Wednesday, August 12, 2009

Workout Vs. Training

Recently, in one of my bootcamp classes, a question came up regarding the plataeu effect, and why we couldn't just do more and more every day without topping out. I wrote an e-mail newsletter to the participants explaining the difference between training response and an adaptation. It was basic and contained the usual suspects; responses include increased heart rate, ventilation, doms, acute hormonal response, increased systolic blood pressure, etc.. Adaptations included increased lean muscle mass, decreased resting heart rate, increased resting metabolic rate, increased cardiac output, decreased blood pressure, etc.

The point I made to the bootcampers was that adaptations only occur during recovery. Without proper nutrition and recovery time, adaptations will not happen. Period.
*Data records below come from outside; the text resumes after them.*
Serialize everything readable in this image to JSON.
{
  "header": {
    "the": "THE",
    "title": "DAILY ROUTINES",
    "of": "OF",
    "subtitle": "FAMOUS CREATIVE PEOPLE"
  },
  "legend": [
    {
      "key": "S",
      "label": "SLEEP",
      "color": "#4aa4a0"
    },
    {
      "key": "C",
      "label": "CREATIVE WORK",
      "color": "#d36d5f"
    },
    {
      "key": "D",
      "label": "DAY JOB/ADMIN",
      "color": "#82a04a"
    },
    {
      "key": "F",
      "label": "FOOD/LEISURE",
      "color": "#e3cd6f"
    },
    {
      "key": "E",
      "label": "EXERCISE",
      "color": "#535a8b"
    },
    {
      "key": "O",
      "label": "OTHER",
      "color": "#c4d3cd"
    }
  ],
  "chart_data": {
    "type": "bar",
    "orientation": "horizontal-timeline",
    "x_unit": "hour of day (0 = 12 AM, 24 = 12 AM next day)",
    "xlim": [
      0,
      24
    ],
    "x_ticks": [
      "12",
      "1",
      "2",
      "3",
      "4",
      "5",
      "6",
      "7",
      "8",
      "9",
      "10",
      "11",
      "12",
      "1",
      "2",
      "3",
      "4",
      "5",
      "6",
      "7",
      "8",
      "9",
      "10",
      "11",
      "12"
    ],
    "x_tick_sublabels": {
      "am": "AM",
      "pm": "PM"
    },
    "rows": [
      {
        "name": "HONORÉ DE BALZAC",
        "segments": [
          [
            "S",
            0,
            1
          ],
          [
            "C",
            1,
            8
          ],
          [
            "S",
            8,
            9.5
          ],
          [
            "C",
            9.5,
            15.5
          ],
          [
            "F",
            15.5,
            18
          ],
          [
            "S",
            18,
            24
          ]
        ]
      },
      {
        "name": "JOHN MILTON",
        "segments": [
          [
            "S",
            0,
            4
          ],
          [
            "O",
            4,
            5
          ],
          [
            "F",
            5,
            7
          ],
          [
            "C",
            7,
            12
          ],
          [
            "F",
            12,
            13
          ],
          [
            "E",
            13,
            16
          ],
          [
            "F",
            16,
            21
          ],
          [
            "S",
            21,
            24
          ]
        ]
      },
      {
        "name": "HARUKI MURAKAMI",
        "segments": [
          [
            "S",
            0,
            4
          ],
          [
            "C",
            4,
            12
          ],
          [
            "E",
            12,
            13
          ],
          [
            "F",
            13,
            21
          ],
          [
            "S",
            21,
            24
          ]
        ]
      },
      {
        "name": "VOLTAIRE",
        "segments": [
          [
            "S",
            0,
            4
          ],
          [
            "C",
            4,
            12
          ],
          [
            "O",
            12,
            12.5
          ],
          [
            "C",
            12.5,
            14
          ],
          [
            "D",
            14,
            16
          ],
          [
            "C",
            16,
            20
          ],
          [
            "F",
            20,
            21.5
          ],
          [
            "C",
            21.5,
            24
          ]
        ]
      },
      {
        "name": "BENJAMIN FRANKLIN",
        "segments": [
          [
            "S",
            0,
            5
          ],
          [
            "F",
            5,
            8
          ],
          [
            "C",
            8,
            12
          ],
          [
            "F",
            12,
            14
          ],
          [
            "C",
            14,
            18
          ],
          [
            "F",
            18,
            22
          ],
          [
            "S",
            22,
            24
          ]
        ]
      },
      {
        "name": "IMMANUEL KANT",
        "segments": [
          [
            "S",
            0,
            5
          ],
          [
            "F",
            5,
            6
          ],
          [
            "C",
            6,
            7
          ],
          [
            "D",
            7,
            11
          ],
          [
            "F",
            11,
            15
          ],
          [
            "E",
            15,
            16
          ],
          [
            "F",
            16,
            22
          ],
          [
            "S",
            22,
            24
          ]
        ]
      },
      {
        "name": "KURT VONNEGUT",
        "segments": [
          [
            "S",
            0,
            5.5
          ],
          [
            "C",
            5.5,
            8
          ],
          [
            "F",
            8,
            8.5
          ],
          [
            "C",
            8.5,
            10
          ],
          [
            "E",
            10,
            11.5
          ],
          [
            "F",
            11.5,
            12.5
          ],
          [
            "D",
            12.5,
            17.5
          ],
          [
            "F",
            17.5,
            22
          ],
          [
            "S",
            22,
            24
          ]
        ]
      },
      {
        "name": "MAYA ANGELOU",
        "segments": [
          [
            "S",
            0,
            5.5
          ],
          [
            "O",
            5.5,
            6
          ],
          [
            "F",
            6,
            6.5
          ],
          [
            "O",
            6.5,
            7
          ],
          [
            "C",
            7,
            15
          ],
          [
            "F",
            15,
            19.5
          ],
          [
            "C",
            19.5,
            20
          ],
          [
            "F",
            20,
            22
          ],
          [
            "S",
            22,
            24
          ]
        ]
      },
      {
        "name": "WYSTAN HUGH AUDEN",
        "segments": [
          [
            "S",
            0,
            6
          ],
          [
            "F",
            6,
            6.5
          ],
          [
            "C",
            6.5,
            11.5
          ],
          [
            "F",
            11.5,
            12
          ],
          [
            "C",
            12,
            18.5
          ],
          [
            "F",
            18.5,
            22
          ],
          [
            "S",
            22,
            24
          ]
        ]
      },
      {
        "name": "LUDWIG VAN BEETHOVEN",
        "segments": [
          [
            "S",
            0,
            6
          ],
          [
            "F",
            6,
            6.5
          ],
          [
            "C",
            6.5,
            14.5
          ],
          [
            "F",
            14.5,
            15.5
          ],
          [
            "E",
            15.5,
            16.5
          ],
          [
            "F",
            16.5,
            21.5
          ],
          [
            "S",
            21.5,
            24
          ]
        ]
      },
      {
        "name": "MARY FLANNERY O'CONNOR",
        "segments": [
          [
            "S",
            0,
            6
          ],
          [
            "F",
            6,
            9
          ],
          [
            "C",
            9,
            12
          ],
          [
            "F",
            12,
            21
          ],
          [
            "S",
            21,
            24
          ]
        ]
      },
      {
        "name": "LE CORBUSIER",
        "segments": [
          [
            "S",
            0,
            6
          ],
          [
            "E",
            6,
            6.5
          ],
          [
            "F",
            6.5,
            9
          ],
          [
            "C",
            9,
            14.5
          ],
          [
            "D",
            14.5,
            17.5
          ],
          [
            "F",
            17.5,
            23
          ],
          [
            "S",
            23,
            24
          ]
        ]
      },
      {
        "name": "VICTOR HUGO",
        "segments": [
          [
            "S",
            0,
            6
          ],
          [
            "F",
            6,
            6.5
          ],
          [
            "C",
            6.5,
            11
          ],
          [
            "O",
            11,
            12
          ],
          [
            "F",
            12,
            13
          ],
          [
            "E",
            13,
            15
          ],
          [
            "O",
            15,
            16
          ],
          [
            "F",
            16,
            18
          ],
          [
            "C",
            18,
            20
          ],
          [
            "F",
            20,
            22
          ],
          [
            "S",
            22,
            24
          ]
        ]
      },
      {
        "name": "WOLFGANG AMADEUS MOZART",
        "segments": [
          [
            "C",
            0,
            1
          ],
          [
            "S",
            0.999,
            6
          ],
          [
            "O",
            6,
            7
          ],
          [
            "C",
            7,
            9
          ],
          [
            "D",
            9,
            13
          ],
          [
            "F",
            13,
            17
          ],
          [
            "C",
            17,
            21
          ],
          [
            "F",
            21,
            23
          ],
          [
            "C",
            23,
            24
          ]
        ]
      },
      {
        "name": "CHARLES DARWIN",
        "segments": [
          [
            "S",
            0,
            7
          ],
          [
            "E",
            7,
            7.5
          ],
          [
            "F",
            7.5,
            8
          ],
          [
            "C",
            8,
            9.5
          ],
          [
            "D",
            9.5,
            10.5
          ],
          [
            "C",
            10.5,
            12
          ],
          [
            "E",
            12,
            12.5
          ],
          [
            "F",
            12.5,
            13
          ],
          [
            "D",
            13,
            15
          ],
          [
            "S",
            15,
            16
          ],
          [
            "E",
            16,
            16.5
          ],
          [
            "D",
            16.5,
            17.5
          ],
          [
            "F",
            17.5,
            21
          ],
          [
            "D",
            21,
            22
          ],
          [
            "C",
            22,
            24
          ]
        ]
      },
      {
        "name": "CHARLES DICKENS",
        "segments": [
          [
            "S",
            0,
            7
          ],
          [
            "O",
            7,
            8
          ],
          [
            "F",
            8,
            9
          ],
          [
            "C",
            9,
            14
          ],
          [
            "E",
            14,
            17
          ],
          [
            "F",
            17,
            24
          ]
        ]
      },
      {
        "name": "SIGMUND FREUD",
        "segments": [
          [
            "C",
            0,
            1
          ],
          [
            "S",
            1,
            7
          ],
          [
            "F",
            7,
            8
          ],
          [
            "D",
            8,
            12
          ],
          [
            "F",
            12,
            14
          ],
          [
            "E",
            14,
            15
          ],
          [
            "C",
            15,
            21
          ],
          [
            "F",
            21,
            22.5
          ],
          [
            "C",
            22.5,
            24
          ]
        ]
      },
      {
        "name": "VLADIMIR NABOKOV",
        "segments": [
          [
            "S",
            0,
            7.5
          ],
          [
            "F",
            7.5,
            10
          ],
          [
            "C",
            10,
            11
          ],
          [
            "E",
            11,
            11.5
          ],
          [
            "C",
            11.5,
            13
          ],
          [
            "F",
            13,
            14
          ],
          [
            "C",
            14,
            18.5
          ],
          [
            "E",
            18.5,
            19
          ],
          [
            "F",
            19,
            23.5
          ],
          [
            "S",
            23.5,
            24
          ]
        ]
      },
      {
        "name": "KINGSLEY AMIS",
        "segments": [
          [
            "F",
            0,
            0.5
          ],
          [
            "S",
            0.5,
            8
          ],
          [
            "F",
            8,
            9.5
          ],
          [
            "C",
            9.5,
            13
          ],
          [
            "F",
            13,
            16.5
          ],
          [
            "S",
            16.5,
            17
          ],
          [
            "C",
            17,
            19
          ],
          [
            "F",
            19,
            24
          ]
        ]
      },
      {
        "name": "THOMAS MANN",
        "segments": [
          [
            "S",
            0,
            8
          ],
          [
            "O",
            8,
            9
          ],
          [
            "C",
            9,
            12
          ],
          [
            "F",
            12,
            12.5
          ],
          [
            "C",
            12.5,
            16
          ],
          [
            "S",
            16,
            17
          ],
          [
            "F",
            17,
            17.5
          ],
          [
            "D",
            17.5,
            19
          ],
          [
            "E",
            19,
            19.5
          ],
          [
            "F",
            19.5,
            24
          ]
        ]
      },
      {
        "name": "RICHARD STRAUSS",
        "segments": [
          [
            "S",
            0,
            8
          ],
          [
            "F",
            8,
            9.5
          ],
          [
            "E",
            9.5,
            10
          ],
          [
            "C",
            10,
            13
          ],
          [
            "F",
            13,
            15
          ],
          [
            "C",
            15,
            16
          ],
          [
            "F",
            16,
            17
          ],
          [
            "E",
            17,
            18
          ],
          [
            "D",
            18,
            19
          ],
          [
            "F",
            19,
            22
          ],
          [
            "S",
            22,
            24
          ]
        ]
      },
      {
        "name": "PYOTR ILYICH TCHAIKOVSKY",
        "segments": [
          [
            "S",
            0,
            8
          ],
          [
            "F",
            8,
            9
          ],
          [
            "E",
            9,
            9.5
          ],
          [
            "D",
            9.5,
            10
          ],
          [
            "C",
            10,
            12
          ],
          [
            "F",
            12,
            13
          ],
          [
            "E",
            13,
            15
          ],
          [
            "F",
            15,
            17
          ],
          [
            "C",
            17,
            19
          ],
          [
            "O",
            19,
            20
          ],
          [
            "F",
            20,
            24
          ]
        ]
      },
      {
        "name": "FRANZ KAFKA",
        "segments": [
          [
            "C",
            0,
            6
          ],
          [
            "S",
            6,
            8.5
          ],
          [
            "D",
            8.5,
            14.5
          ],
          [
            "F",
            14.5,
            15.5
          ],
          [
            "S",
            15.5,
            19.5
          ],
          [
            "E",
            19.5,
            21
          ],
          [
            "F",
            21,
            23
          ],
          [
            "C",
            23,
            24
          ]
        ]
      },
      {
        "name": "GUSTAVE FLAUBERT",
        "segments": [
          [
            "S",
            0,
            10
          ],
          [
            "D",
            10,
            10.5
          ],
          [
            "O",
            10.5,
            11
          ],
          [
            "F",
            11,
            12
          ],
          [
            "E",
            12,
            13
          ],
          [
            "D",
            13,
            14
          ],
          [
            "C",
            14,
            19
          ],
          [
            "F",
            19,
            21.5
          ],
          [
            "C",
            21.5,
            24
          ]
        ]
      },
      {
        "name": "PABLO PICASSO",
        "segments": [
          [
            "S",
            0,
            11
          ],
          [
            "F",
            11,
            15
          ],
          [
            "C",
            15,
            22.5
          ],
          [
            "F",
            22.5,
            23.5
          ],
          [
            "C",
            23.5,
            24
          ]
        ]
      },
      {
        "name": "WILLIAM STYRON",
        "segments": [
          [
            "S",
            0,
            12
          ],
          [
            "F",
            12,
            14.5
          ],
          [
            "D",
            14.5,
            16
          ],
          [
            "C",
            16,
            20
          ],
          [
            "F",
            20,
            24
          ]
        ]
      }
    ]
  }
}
So how does this relate to your training program? Well first off, do you have a training program? Or do you just go to the gym to get a "workout". If you are going just for the workout, you are in other words just looking for the response. You feel good when you've finished an exhausting workout, or you've ripped apart your muscle tissue so much you can barely move the next day. You feel like you accomplished something.

But did you?

How many times have you worked out like this only to never see the changes you truly want? I see this with athletes, adults and everything inbetween all the time. People plateau and they just keep going and pushing through, hoping things will change.

So what's the solution?

The key is to have a long range program in mind. Figure out your goals, where you'd like to be. Then find someone to help you map out how you are going to get it done. If you wanted to drive across country you wouldn't just wake up and start driving like a banshee down the road in any random direction would you?

So don't do this with your training!

Your plan should include scheduled low volume weeks to allow recovery. These recovery periods will help you get more work done in the higher intensity workouts while avoiding the plateau effect.

http://www.youtube.com/watch?v=vnAg4SGGHjA
Is there really a need to push yourself to the point of wanting to puke in a workout? It's amazing how many people think that's ok to do consistently.

Ask yourself that simple question: Are you working out (looking for a "quick hit"), or training (looking to make changes)?